Processing temperature impacts on the drug release from the polymeric micro/nanoparticles

INTRODUCTION

Recently, researches have focused on polymeric micro-spheres as drug delivery systems, due to its characteristics like the ease of administration through the different routes (oral, systemic.,), in addition to the ability to be tailored for desired release profiles,^[1] and polymers have a specific thermal identity characteristic or indicator that should be considered at any heat processing step of the polymer or the polymeric system,^[2] which is called glass transition temperature, Tg, that gives the ability to clarify various aspects of drug release kinetics from polymeric micro-spheres,^[3] at the glass transition temperature Tg, an amorphous polymer softens, and transforms from a glassy state to a rubbery one due to increased segmental mobility,^[4] and these transformations can be thermodynamically measured using a technique that is known as differential scanning calorimetry.^[5]

METHODOLOGY

A number of related articles were collected and screened and the most relevant to the subject were screened, and data were arranged in such a way to serve the purpose.

DISCUSSION

In an experimental study to verify the effect of temperature on the mechanisms of drug release from poly(lactic-co-glycolic) acid (PLGA) micro-spheres, Izumikawa et al. reported that release rate of progesterone from these micro-spheres was higher when the temperature was elevated above the glass transition temperature Tg,^[6] the thing that refers to the correlation between the crystallinity of the polymer and the trapped drug release mechanisms which also complies with what Izumikawa et al. found, that the progesterone release from PLGA micro-spheres from the crystalline polymer matrices exhibited a rapid drug release, while micro-spheres of amorphous polymer matrices provided a slower drug release rate.^[7]

Miyazaki et al., in a study on theophylline release from a hydrophobic dextran, found that the drug release at the first 8 h was 28% at the processing temperature of 30°C, and 84% at 7.5°C with a different morphological characteristics between the two preparation temperature, that also highlight the effect of processing temperature on the drug release kinetics from the polymeric micro-spheres.^[8] Yang et al. also reported that preparation temperature has significant effects on the release profile of biovine serum albumin from PLGA micro-spheres so that micro-spheres prepared at 33°C were found to give the highest initial burst release. However, micro-spheres fabricated at lower temperatures (5°C, 15°C, and 22°C) exhibited the same steady rates, and micro-spheres that prepared at higher temperatures gave very low release rates after their initial release.^[9] Liu and McEnnis also indicated that glass transition temperature is an excellent indicator of drug release profiles and may be used in formulating a designed PLGA controlled drug release micro-particles,^[10] Shi et al. found that the release rate of indomethacine from the Calcium Alginate/Poly(N-isopropylacrylamide) Beads was higher at 37°C than that at 25°C highlighting the effect of temperature on the drug release profile.^[11]

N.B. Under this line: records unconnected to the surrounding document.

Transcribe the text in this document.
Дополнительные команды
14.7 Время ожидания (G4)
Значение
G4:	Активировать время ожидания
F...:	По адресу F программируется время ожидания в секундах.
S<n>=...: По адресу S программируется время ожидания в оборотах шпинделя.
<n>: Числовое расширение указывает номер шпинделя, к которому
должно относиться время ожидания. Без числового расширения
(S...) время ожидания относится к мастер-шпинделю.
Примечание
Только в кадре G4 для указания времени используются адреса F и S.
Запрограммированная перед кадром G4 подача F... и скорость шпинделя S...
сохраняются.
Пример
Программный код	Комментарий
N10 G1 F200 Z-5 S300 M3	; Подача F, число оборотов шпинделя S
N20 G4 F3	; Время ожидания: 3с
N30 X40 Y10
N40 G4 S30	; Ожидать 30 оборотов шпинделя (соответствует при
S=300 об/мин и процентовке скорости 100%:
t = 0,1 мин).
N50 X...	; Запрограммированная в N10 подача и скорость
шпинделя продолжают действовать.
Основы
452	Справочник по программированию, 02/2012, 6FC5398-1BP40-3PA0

Dubey et al. reported in a study about the effect of heating temperature and time on the pharmaceutical characteristics of albumin micro-spheres containing 5-fluorouracil, that the heating temperature and heating time may affect the drugs release in target tissue,^[12] Zolnik et al. reported that dexamethasone-loaded PLGA micro-spheres release rate at 37°C was different from the release behaviors that are at a higher temperatures (45, 53, 60, and 70) °C, that was explained by the morphological changes at the elevated temperatures which resulted in a remarkable reduction in burst release.^[13] Mooranian et al. reported also that the in vitro release of metformin from (sodium alginate/ Eudragit®RS30D) based micro-spheres at a temperature of 25°C and above, induced a direct impact on drug release and the stability profiles.^[14]

Jeong et al. found that the crystalline microstructure has a direct impact on the papaverine release kinetics from poly(epsilon-caprolactone) (PCL) micro-spheres, the thing that was interpreted by the fact that the release rate is governed by the microstructure of PCL micro-particles, which in its role changes according to processing conditions such thermal history, highlighting the role of the processing temperature on the release profile from polymeric micro-particles,^[15] and not far from these findings. Otte et al. found in a study about the impact of post-processing temperature on risperidone-loaded PLGA micro-particle properties, that the post-processing temperature affects several characteristics of the resultant micro-particles such as morphology, glass transition temperature, and drug loading, and these changes consequently affect the drug release rate.^[16]

CONCLUSION

It is clear that the processing temperature has a significant impact on the release profile of the drug from the polymeric micro/nanoparticles, and the impact of any thermal treatment on the drug release kinetics from the polymeric micro/nanoparticles should be carefully investigated for each polymeric system, and a more deep comprehension of the effect of the phase transitions between the amorphous and crystalline states of the polymeric micro-particles on the drug release may open the door for a more precise and tailored release rates.